Division I-A football is the only National Collegiate Athletic Association sport without a playoff to determine a national champion, relying instead on the results of media and coaches' polls. It was a cozy relationship that lasted decades, and few in the Fourth Estate protested.
But last year, in a major revamping of the sport, most major bowls formed a coalition designed to produce a New Year's Day showdown between the top two teams based on the media and coaches' polls.
That, critics argue, is the problem. Should reporters be casting votes that can have a significant impact on the financial gains and post-season exposure that schools receive, particularly when a media voter actually covers a contending team?
"It's amazing newspapers allow reporters to have so much control," said Robert Cole, a journalism ethics teach-er at Trenton (N.J.) State College. "If I knew my vote might help a team I cover get to a bowl game and it meant either going to a warm, sunny game or no game at all, my bias would be obvious."
Many newspapers agree with Cole and are distancing themselves from charges of conflicts of interest.
The New York Times and Washington Post do not allow their reporters to vote in any polls or for any awards.
"We're in the business of covering the news, not making it," said Anthony Cotton, assistant sports editor at the Post.
Others don't agree. In fact, when Tate relinquished his vote last month, editors at the Chicago Sun-Times lobbied AP officials for Tate's vote ? and got it.
If that seems odd, consider that the Chicago Tribune, the Sun-Times' cross-town competitor, promotes its voter, Ed Sherman, by publishing his ballot every Monday.
"We didn't look at it as trying to keep pace with [the Tribune]," Sun-Times sports editor Bill Adee said. "One of our managing editors saw the rinky-dink papers and radio stations that get to vote and thought we should be represented too. We talked about all the negatives involved, but they didn't outnumber the benefits."
The AP poll is made up of 53 newspaper, television and radio reporters throughout the country. Members are selected by AP bureau chiefs in each state.
The wire service isn't about to change the system, AP sports editor Terry Taylor said. "We really don't see it as a problem," she added.
Fayetteville (N.C.) Observer-Times sportswriter Brett Friedlander has voted the past four years but now has second thoughts.
"They changed all the rules on us," Friedlander said. "Now I feel really uncomfortable about it. I don't think we need to put ourselves in that situation where we decide which teams go where.
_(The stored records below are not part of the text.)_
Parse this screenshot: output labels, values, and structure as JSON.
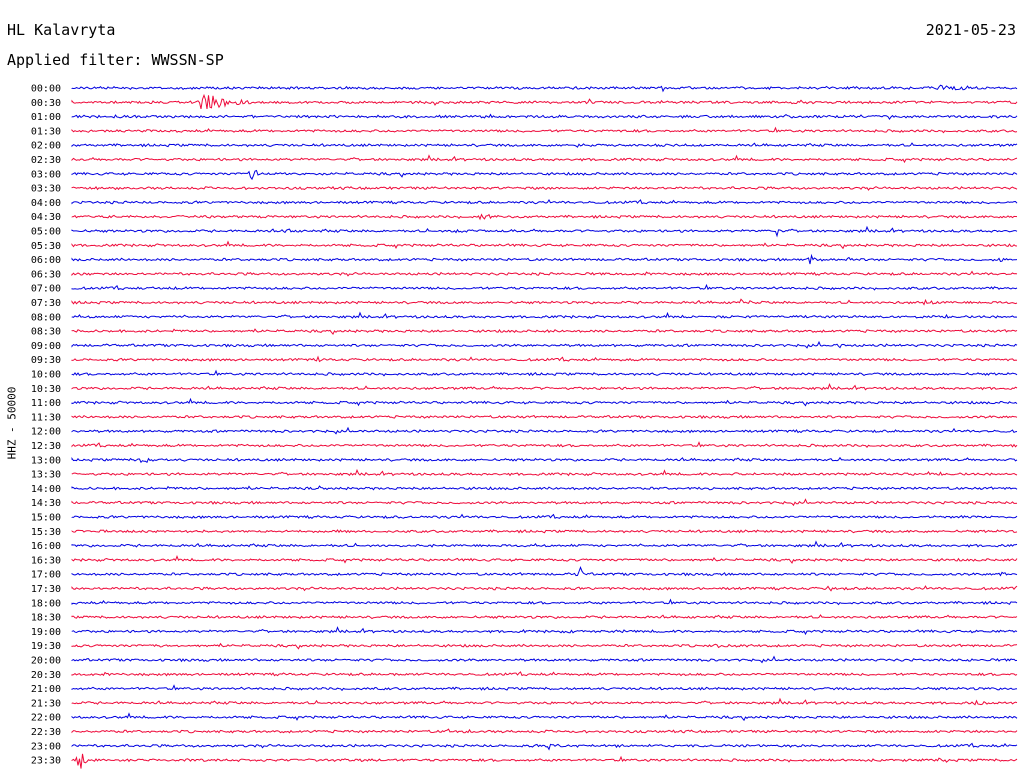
{
  "station": "HL Kalavryta",
  "date": "2021-05-23",
  "filter_label": "Applied filter: WWSSN-SP",
  "colors": {
    "odd": "#0000e0",
    "even": "#ee0a3a"
  },
  "chart_data": {
    "type": "line",
    "title": "HL Kalavryta",
    "subtitle": "Applied filter: WWSSN-SP",
    "ylabel": "HHZ - 50000",
    "xlabel": "",
    "grid": false,
    "row_labels": [
      "00:00",
      "00:30",
      "01:00",
      "01:30",
      "02:00",
      "02:30",
      "03:00",
      "03:30",
      "04:00",
      "04:30",
      "05:00",
      "05:30",
      "06:00",
      "06:30",
      "07:00",
      "07:30",
      "08:00",
      "08:30",
      "09:00",
      "09:30",
      "10:00",
      "10:30",
      "11:00",
      "11:30",
      "12:00",
      "12:30",
      "13:00",
      "13:30",
      "14:00",
      "14:30",
      "15:00",
      "15:30",
      "16:00",
      "16:30",
      "17:00",
      "17:30",
      "18:00",
      "18:30",
      "19:00",
      "19:30",
      "20:00",
      "20:30",
      "21:00",
      "21:30",
      "22:00",
      "22:30",
      "23:00",
      "23:30"
    ],
    "series_colors": [
      "#0000e0",
      "#ee0a3a"
    ]
  }
}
Can you imagine the city side of a newspaper determining a mayoral election? What's the difference?"
The difference, Cole said, might be found in many newspaper staffers' opinions of their sports departments.
Labeled as the "toy department," only half-jokingly, by co-workers in the newsroom, many sports departments don't have to meet ethical guidelines established for other sections of the paper.
"They got that label simply because they used to write about games and nothing but games," said Cole, a former sportswriter. "It used to be the department was tucked in the back of the newsroom and wasn't taken too seriously. But now we're talking about reporters making million-dollar decisions for the teams they cover or the cities they live in, and that's not right."